Conservative pundit Candace Owens is again spewing her horrible, hateful views. This time, she’s decided to come for the disabled community, and I, for one, am not having it. “What’s upset her now?” I hear you ask. Well, Kim Kardashian’s underwear brand recently premiered a new campaign for adaptive clothing, and one of the models uses a wheelchair, so naturally, she’s mad about it. Does she think people in wheelchairs can’t wear underwear? Does she not know how underwear works?
In a new clip from her podcast (which is very originally titled Candace Owens Podcast), she discusses the photo shoot. She starts her rant by saying, “Really? I don’t really understand how far we’re gonna take this inclusivity thing … Why did they do this? I don’t know why this needed to be done. I’m just getting tired of this all-inclusivity thing.”
She continues on her spiel, saying that if it were her brand, she would ask, “Whose idea was this? Was it your idea? Okay, you’re fired.”

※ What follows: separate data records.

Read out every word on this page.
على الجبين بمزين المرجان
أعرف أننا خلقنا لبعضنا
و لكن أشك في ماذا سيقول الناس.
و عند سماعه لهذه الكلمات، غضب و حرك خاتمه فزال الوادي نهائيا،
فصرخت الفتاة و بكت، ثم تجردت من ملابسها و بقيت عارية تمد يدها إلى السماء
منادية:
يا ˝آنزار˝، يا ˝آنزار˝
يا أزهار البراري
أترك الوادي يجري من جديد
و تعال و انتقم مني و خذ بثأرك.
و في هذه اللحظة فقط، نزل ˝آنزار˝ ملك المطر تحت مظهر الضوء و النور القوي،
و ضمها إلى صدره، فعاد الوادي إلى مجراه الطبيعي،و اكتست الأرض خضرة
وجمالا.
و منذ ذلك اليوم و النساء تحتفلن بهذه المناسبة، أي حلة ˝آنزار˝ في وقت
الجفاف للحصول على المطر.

I think, like many conservatives, Candace enjoys attracting flies with the amount of shit she spews, because there’s no other explanation for being (or at least pretending to be) upset about this, and if she were to look at the statistics, she would see that this “inclusivity thing” is a big deal. According to the World Health Organization, there are approximately 1.3 billion people with disabilities worldwide, meaning that one in six people has some form of disability. I am one of those people, and whether or not you want to argue that this is “political correctness” being taken too far, or that it’s for publicity and quotas, to make Kim look good … In the grand scheme of things, it doesn’t matter. It’s still positive representation, and considering how horrendous disability representation usually is, this is like gold dust.
After Owens posted the episode of her podcast, the model who features in the new campaign, advocate Haleigh Rosa, told The Mirror, “I think it’s horrifying what she said. It’s disgusting and it’s setting a really bad example for people that actually do follow her.
“I don’t think any body is not worthy of being seen and the fact that she chose my body to talk about how basically unimportant people in wheelchairs are, and the fact that we shouldn’t even be shown was disturbing.”
Haleigh, who became paralyzed from the waist down in a car crash eight years ago, continued by saying something I think we can all agree on: “I mean, I would have no idea of knowing what goes on in that woman’s brain. I think that she’s a loose cannon that is constantly looking for the next controversy.”
I think that if Candace actually spoke to disabled people and wasn’t sat in that very small, very dim echo chamber, she would learn that we’re actually just like her. We are human beings, too. I think we should start small, with me, because I’m not scary, Candace. I won’t bite—I promise. Although I’m not a full-time wheelchair user, I do use one when I need it. To see a disabled body repping nice underwear (and for a big company owned by someone like Kim Kardashian) is pretty damn cool. So yeah, I’ll never tire of inclusivity. I want it in bucket loads, droves of it.
I wonder if her unease at this campaign comes from going her whole life not interacting with someone who has a disability, if maybe all she knows are TV and movie portrayals. Maybe she’s so deeply infantilized the community that seeing someone in a wheelchair in their underwear made her have an internal crisis (spoiler alert, honey, we even have sex—hope that didn’t tip you over the edge).
She did ask for those in the disabled community to “educate” her: “Today I just wanna be educated in the comments. If people that are in wheelchairs were thinking as they were looking around ‘You know what really upsets me? I’ve never seen a bra and underwear advertised with a girl in a wheelchair.” But clearly in bad faith when, in the next breath, she went and mockingly asked, “I mean, are we gonna be on crutches [asking] ‘how come we don’t have a girl that’s broken her leg on crutches?'”
Well, Candace, this would be because in most cases, broken legs heal and people no longer need to use them (though some people with mobility issues use them daily!) so a bit of a silly argument, no?
I’m not the only disabled person who’s pissed about Owens’ comments. Many have called her out across social media.
Owens isn’t the only one with an ableism issue, though. Research by the U.K. disability charity Scope, in 2018, found that one in three disabled people felt discriminated against, signifying that it’s a pretty big problem. When people are uneducated, instances like this happen, and people are affected. Words are powerful. I should think that as an author, Candace Owens would know that.